Pejabat Tata Usaha Negara yang Tidak Tunduk pada Putusan Pengadilan Tata Usaha Negara

Question: Apa yang akan terjadi bila Pejabat Tata Usaha Negara (Pejabat TUN) tidak tunduk dan tidak patut atau tidak menjalankan isi putusan Pengadilan Tata Usaha Negara (PTUN)? Kapankah warga negara atau suatu badan hukum perdata di Indonesia dapat mengajukan gugatan kepada pejabat tata usaha negara atas keputusan yang sumir atau tidak ada kepastian tanggapan/keputusannya, alias tidak memberi tanggapan ataupun tindak lanjut?
Brief Answer: Apabila setelah 60 hari kerja putusan PTUN yang telah memperoleh kekuatan hukum tetap diterima tergugat (dalam hal ini Pejabat TUN) tidak melaksanakan isi putusan untuk mencabut Keputusan TUN yang bersangkutan;, Keputusan TUN yang disengketakan itu tidak mempunyai kekuatan hukum lagi. Sementara dalam hal pejabat tergugat ditetapkan harus mencabut Keputusan TUN yang bersangkutan dan disaat bersamaan menerbitkan Keputusan TUN yang baru, atau penerbitan Keputusan TUN dalam hal gugatan didasarkan pada Pasal 3 UU PTUN dan kemudian setelah 90 hari kerja ternyata kewajiban tersebut tidak dilaksanakan, maka penggugat mengajukan permohonan kepada ketua PTUN yang mengadili, agar pengadilan memerintahkan tergugat melaksanakan putusan pengadilan tersebut. Apabila Badan atau Pejabat TUN tidak mengeluarkan keputusan, sedangkan hal itu menjadi kewajibannya, maka hal tersebut disamakan dengan Keputusan TUN.

Explanation:

Keputusan Tata Usaha Negara adalah suatu penetapan tertulis yang dikeluarkan oleh badan atau pejabat tata usaha negara yang berisi tindakan hukum tata usaha negara yang berdasarkan peraturan perundang-undangan yang berlaku, yang bersifat konkret, individual, dan final, yang menimbulkan akibat hukum bagi seseorang atau badan hukum perdata.

Badan atau Pejabat Tata Usaha Negara adalah badan atau pejabat yang melaksanakan urusan pemerintahan berdasarkan peraturan perundang-undangan yang berlaku.

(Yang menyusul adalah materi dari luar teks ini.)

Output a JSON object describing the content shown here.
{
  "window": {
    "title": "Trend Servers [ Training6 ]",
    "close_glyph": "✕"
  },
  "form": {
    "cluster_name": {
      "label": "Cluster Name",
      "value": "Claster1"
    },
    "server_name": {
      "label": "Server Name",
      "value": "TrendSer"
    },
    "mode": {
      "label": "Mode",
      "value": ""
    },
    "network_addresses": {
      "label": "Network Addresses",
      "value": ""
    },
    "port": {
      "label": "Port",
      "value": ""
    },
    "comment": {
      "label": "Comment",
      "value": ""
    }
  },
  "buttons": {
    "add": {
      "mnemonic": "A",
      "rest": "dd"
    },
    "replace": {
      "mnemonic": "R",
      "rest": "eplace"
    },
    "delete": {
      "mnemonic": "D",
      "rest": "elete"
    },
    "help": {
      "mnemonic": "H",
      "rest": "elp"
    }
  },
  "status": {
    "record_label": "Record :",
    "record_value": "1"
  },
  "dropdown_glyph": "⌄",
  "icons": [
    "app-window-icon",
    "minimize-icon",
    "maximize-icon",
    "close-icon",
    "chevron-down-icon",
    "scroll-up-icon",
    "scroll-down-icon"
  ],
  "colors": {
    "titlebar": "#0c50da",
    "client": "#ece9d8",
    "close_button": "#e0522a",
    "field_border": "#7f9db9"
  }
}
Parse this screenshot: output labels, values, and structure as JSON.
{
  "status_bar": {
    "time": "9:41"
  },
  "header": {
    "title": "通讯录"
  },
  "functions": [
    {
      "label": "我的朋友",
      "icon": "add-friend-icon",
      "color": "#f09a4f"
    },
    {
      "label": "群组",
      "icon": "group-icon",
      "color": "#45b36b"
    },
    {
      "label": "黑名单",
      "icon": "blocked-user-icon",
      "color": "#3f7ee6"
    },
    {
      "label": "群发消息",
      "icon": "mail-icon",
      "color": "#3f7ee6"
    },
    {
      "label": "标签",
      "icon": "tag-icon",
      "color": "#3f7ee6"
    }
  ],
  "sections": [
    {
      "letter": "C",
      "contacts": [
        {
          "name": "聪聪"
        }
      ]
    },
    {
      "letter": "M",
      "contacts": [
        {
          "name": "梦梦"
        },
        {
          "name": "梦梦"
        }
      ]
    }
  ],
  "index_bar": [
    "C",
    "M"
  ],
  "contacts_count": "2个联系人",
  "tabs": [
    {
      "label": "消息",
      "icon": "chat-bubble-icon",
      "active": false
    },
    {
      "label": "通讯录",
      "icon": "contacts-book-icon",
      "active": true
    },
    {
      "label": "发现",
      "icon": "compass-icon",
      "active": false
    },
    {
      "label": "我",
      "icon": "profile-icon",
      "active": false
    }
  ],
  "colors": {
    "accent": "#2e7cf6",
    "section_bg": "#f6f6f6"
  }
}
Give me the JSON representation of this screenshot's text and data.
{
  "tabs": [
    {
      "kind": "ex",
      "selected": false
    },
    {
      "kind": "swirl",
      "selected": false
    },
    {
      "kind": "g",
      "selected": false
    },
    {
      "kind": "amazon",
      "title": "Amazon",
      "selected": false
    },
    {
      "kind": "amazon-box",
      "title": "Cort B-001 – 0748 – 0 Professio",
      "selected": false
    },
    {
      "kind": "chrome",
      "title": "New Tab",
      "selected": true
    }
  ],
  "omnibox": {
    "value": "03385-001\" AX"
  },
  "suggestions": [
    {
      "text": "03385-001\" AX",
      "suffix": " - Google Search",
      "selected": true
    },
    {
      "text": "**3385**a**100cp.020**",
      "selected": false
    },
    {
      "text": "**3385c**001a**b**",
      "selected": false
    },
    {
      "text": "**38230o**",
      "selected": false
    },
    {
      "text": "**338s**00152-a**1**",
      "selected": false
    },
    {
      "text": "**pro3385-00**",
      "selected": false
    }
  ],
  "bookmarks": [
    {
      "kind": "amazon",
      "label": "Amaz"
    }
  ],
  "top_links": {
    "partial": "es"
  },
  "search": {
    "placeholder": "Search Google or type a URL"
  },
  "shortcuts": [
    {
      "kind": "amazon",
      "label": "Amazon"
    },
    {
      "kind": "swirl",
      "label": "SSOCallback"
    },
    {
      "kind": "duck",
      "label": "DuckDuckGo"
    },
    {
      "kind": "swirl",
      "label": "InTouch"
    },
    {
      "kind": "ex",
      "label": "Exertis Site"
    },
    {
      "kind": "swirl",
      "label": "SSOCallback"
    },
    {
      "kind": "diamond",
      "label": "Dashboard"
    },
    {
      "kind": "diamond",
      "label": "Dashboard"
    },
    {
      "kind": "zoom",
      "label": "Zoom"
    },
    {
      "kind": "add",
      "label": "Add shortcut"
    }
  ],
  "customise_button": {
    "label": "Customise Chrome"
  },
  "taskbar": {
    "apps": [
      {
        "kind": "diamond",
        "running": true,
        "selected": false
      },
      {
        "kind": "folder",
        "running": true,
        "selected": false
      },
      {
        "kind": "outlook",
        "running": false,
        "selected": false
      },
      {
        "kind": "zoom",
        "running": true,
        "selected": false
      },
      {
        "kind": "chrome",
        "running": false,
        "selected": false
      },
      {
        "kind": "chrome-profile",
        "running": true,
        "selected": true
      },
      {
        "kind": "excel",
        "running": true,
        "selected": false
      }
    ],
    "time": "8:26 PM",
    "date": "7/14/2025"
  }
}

Sengketa Tata Usaha Negara adalah sengketa yang timbul dalam bidang tata usaha negara antara orang atau badan hukum perdata dengan badan atau pejabat tata usaha negara, baik di pusat maupun di daerah, sebagai akibat dikeluarkannya keputusan tata usaha negara, termasuk sengketa kepegawaian berdasarkan peraturan perundang-undangan yang berlaku.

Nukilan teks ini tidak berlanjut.